Vanwege zijn kleine formaat heeft de Affenpinscher niet veel beweging nodig en zal hij tevreden zijn met slechts een half uur wandelen per dag om het grootste deel van zijn tijd binnenshuis door te brengen. Evenmin heeft het toegang tot een tuin nodig, omdat het al lang als huisdier binnenshuis is gefokt. Om deze redenen zijn ze een uitstekende keuze voor appartementsbewoners die op zoek zijn naar een hondengezelschap.

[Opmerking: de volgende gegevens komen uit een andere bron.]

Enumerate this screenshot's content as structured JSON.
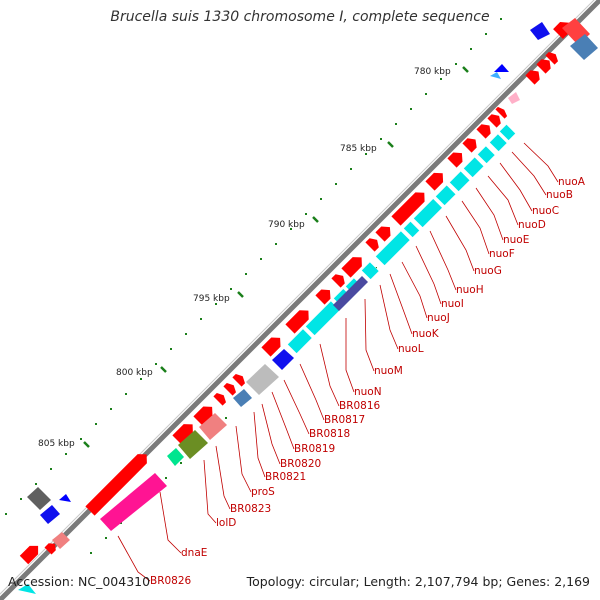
{
  "title": "Brucella suis 1330 chromosome I, complete sequence",
  "footer": {
    "accession": "Accession: NC_004310",
    "topology": "Topology: circular; Length: 2,107,794 bp; Genes: 2,169"
  },
  "tick_labels": [
    "780 kbp",
    "785 kbp",
    "790 kbp",
    "795 kbp",
    "800 kbp",
    "805 kbp"
  ],
  "gene_labels": [
    "nuoA",
    "nuoB",
    "nuoC",
    "nuoD",
    "nuoE",
    "nuoF",
    "nuoG",
    "nuoH",
    "nuoI",
    "nuoJ",
    "nuoK",
    "nuoL",
    "nuoM",
    "nuoN",
    "BR0816",
    "BR0817",
    "BR0818",
    "BR0819",
    "BR0820",
    "BR0821",
    "BR0823",
    "proS",
    "lolD",
    "dnaE",
    "BR0826"
  ],
  "colors": {
    "backbone": "#808080",
    "forward_gene": "#ff0000",
    "reverse_gene": "#00e5e5",
    "label": "#c00000",
    "tick": "#1a7f1a"
  }
}
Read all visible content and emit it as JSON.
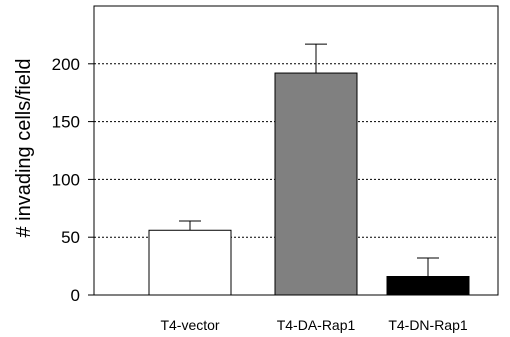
{
  "chart_data": {
    "type": "bar",
    "title": "",
    "xlabel": "",
    "ylabel": "# invading cells/field",
    "categories": [
      "T4-vector",
      "T4-DA-Rap1",
      "T4-DN-Rap1"
    ],
    "values": [
      56,
      192,
      16
    ],
    "error": [
      8,
      25,
      16
    ],
    "ylim": [
      0,
      250
    ],
    "yticks": [
      0,
      50,
      100,
      150,
      200
    ],
    "grid": "horizontal dotted at 50, 100, 150, 200",
    "bar_colors": [
      "#ffffff",
      "#808080",
      "#000000"
    ],
    "error_bars": "upper only"
  }
}
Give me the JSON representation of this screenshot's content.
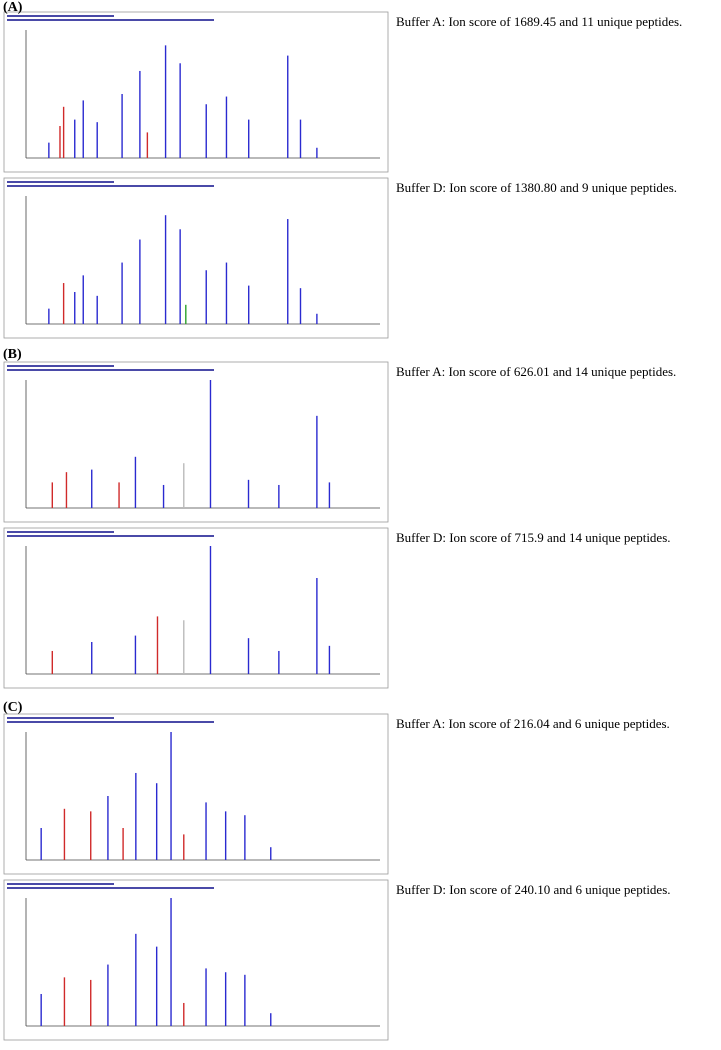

De grove, ruige vacht van het ras is gemakkelijk te onderhouden, met als grootste uitdaging om het mat vrij te houden. Wekelijks borstelen en kammen zou voldoende moeten zijn om dit doel te bereiken, waarbij strippen slechts één of twee keer per jaar nodig is om de kwaliteit van de vacht te optimaliseren. Dit omvat het trekken van dode, maar vastgehouden haren met een speciale stripkam, en kan worden gedaan door een enthousiaste eigenaar of door een hondenverzorger.
Met hun onder voorbeet zijn Affenpinschers soms vatbaar voor tandheelkundige aandoeningen, en dagelijks tandenpoetsen is aan te raden. Dit is het gemakkelijkst te introduceren tijdens de puppytijd, wanneer de basis wordt gelegd voor goed gedrag op latere leeftijd. Evenzo zal het voorzichtig kantelen van de nagels van een puppy vanaf jonge leeftijd betekenen dat ze minder snel weerstand zullen bieden aan de nagelknipper als ze ouder zijn.